It went on for days, a life and death struggle, and I drifted in and out of consciousness, and whenever I was awake, I heard people in the ward discussing doomsday.
“If they don’t back down by tomorrow, Kennedy’ll zap ‘em.”
“Bloody Catholics. Bloodthirsty swine.”
In my hazy mind there were the images of their side and ours. Ours was of two handsome young men in silhouetted earnest conference, theirs was a nasty gnome who thumped tabletops with his shoe.
... At that moment in Machine No. 6 a small condenser blew. It was a soundless event. There was a puff of smoke no larger than a walnut that was gone instantly...
So it begins, so simply. But the blown condenser accidentally dispatches the nuclear armed bombers on their way to Moscow, and to their horror the Pentagon finds there is no way to call them back, in Eugene Burdick and Harry Wheeler’s Fail Safe.
With an amazingly serendipitous timing that sometimes happens in America, the book was published just before the Cuban Missile Crisis, and therefore succeeded admirably in scaring the living daylights out of everybody, despite the Pentagon’s assurances that it couldn’t happen (did they really imagine anyone would believe them?). Australian publishers were slower to respond (naturally) but the book was promptly serialised in a glossy magazine—I forget which—I bought it to read the serial, ignored the rest and never bought that magazine again as far as I remember.
Despite the general terror evoked by the potential nuclear destruction of us all, the book wasn’t filmed until two years later, in 1964, with Henry Fonda as the US President who must make a terrible decision, while a year earlier, the same concept would inspire Stanley Kubrick’s black comedy Dr Strangelove, (subtitled: How I Learned to Stop Worrying and Love the Bomb). Despite both being made in black & white (as if colour would have been too unbearable—On the Beach and The Day the Earth Caught Fire also avoided using it) Fail Safe and Dr Strangelove have the same storyline. They differ in the means by which the unrecallable bombers are despatched (FS by electrical malfunction, DS by mad general) and the outcome,
the serious drama FS being kinder to humanity than the comedy DS. Oddly, Dr Strangelove claims to have been based on a different book (I wonder what that book was based on?)
But Fail Safe (the book) put an indelible idea in all of our minds. And it’s outcome is stunning…
...”Gentlemen, we can assume that Moscow has been destroyed,” the President said. He paused, looked at Buck, seemed to be waiting for a miracle, unable to talk. Then he spoke. “I will contact General Buck, who is now orbiting over New York City.”

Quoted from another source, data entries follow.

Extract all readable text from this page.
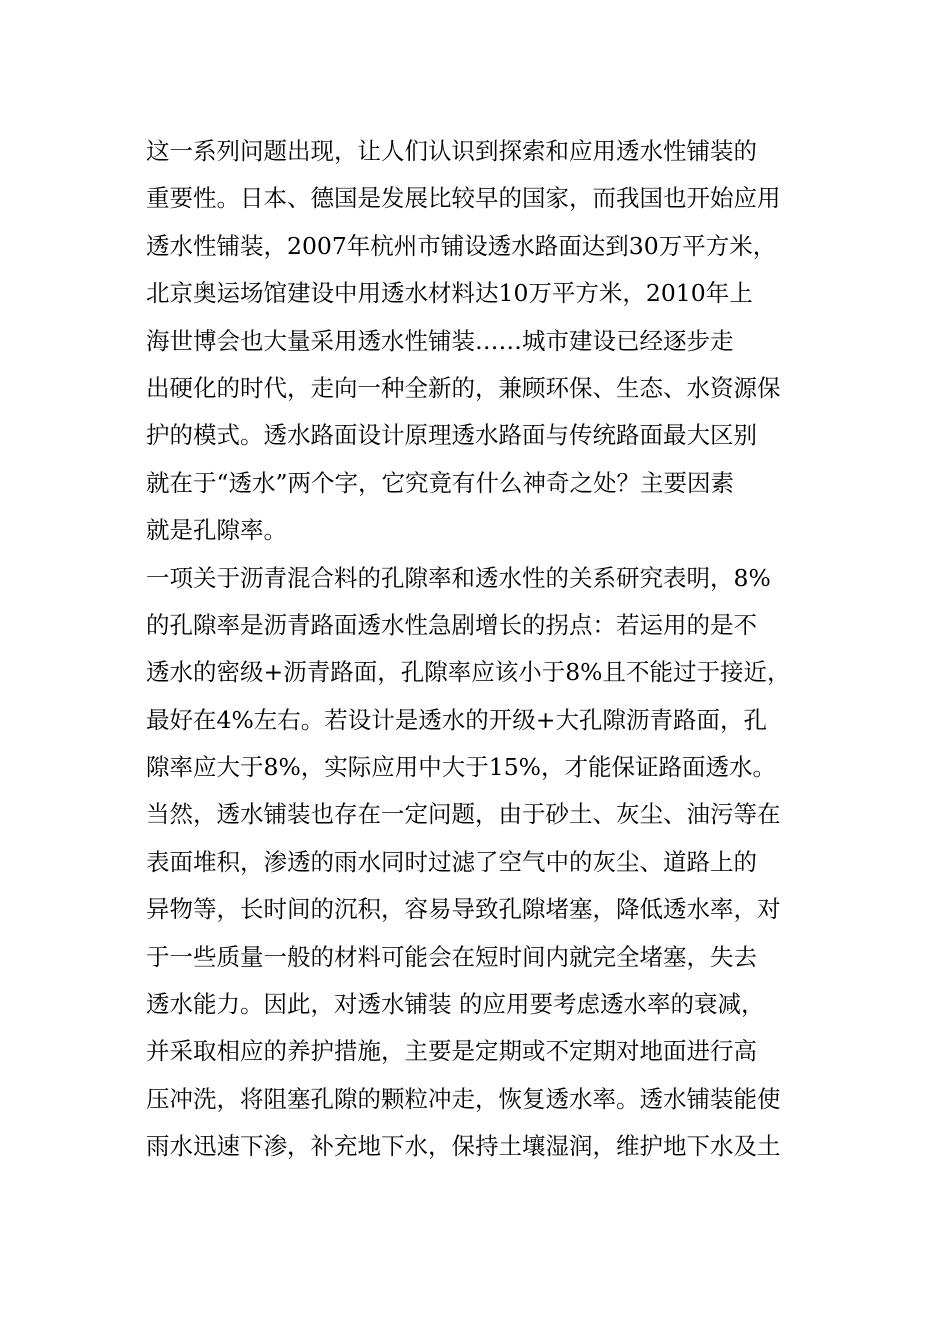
这一系列问题出现，让人们认识到探索和应用透水性铺装的
重要性。日本、德国是发展比较早的国家，而我国也开始应用
透水性铺装，2007年杭州市铺设透水路面达到30万平方米，
北京奥运场馆建设中用透水材料达10万平方米，2010年上
海世博会也大量采用透水性铺装……城市建设已经逐步走
出硬化的时代，走向一种全新的，兼顾环保、生态、水资源保
护的模式。透水路面设计原理透水路面与传统路面最大区别
就在于“透水”两个字，它究竟有什么神奇之处？主要因素
就是孔隙率。
一项关于沥青混合料的孔隙率和透水性的关系研究表明，8%
的孔隙率是沥青路面透水性急剧增长的拐点：若运用的是不
透水的密级+沥青路面，孔隙率应该小于8%且不能过于接近，
最好在4%左右。若设计是透水的开级+大孔隙沥青路面，孔
隙率应大于8%，实际应用中大于15%，才能保证路面透水。
当然，透水铺装也存在一定问题，由于砂土、灰尘、油污等在
表面堆积，渗透的雨水同时过滤了空气中的灰尘、道路上的
异物等，长时间的沉积，容易导致孔隙堵塞，降低透水率，对
于一些质量一般的材料可能会在短时间内就完全堵塞，失去
透水能力。因此，对透水铺装 的应用要考虑透水率的衰减，
并采取相应的养护措施，主要是定期或不定期对地面进行高
压冲洗，将阻塞孔隙的颗粒冲走，恢复透水率。透水铺装能使
雨水迅速下渗，补充地下水，保持土壤湿润，维护地下水及土
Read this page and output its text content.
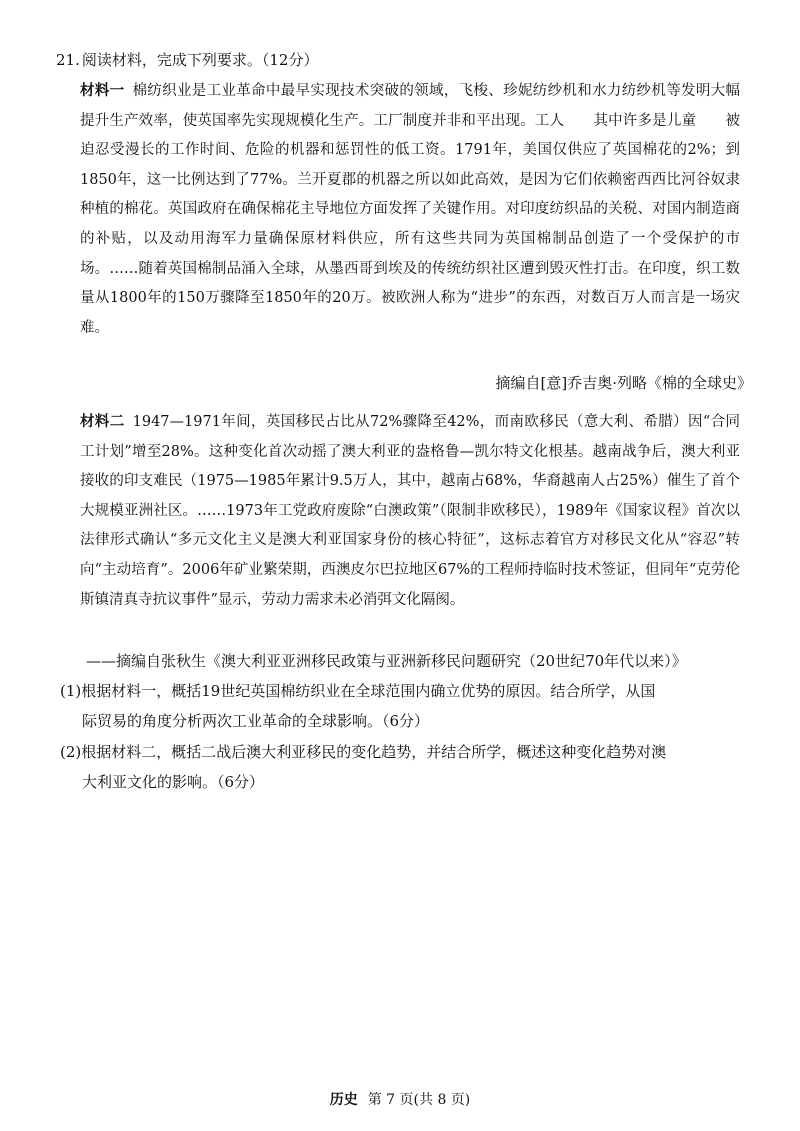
21. 阅读材料，完成下列要求。（12分）
材料一 棉纺织业是工业革命中最早实现技术突破的领域，飞梭、珍妮纺纱机和水力纺纱机等发明大幅提升生产效率，使英国率先实现规模化生产。工厂制度并非和平出现。工人　　其中许多是儿童　　被迫忍受漫长的工作时间、危险的机器和惩罚性的低工资。1791年，美国仅供应了英国棉花的2%；到1850年，这一比例达到了77%。兰开夏郡的机器之所以如此高效，是因为它们依赖密西西比河谷奴隶种植的棉花。英国政府在确保棉花主导地位方面发挥了关键作用。对印度纺织品的关税、对国内制造商的补贴，以及动用海军力量确保原材料供应，所有这些共同为英国棉制品创造了一个受保护的市场。……随着英国棉制品涌入全球，从墨西哥到埃及的传统纺织社区遭到毁灭性打击。在印度，织工数量从1800年的150万骤降至1850年的20万。被欧洲人称为“进步”的东西，对数百万人而言是一场灾难。
摘编自[意]乔吉奥·列略《棉的全球史》
材料二 1947—1971年间，英国移民占比从72%骤降至42%，而南欧移民（意大利、希腊）因“合同工计划”增至28%。这种变化首次动摇了澳大利亚的盎格鲁—凯尔特文化根基。越南战争后，澳大利亚接收的印支难民（1975—1985年累计9.5万人，其中，越南占68%，华裔越南人占25%）催生了首个大规模亚洲社区。……1973年工党政府废除“白澳政策”（限制非欧移民），1989年《国家议程》首次以法律形式确认“多元文化主义是澳大利亚国家身份的核心特征”，这标志着官方对移民文化从“容忍”转向“主动培育”。2006年矿业繁荣期，西澳皮尔巴拉地区67%的工程师持临时技术签证，但同年“克劳伦斯镇清真寺抗议事件”显示，劳动力需求未必消弭文化隔阂。
——摘编自张秋生《澳大利亚亚洲移民政策与亚洲新移民问题研究（20世纪70年代以来）》
(1)根据材料一，概括19世纪英国棉纺织业在全球范围内确立优势的原因。结合所学，从国
际贸易的角度分析两次工业革命的全球影响。（6分）
(2)根据材料二，概括二战后澳大利亚移民的变化趋势，并结合所学，概述这种变化趋势对澳
大利亚文化的影响。（6分）
历史 第 7 页(共 8 页)
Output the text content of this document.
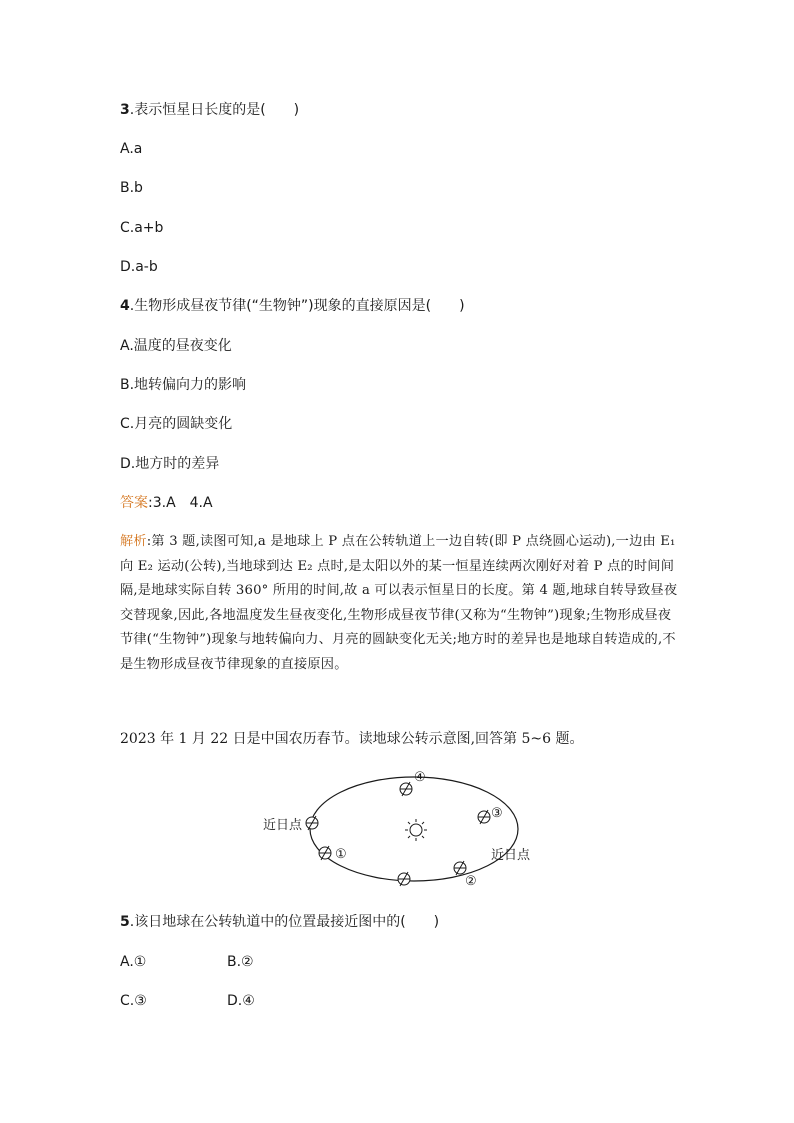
3.表示恒星日长度的是(　　)
A.a
B.b
C.a+b
D.a-b
4.生物形成昼夜节律(“生物钟”)现象的直接原因是(　　)
A.温度的昼夜变化
B.地转偏向力的影响
C.月亮的圆缺变化
D.地方时的差异
答案:3.A　4.A
解析:第 3 题,读图可知,a 是地球上 P 点在公转轨道上一边自转(即 P 点绕圆心运动),一边由 E₁ 向 E₂ 运动(公转),当地球到达 E₂ 点时,是太阳以外的某一恒星连续两次刚好对着 P 点的时间间隔,是地球实际自转 360° 所用的时间,故 a 可以表示恒星日的长度。第 4 题,地球自转导致昼夜交替现象,因此,各地温度发生昼夜变化,生物形成昼夜节律(又称为“生物钟”)现象;生物形成昼夜节律(“生物钟”)现象与地转偏向力、月亮的圆缺变化无关;地方时的差异也是地球自转造成的,不是生物形成昼夜节律现象的直接原因。
2023 年 1 月 22 日是中国农历春节。读地球公转示意图,回答第 5~6 题。
近日点
近日点
①
②
③
④
5.该日地球在公转轨道中的位置最接近图中的(　　)
A.①	B.②
C.③	D.④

The only way to appease the Russians over the loss of Moscow and prevent the world-wide nuclear holocaust is for the Americans to make a similar attack on New York. But somehow, Kubrick’s comedy version seemed more horrifying, because we were better able to believe that the Pentagon was entirely inhabited by complete idiots. Fail Safe’s suggestion—that sane, sensible, competent, good-hearted men might do exactly the same thing as Kubrick’s pack of yahoos—truly left us all with nowhere to hide.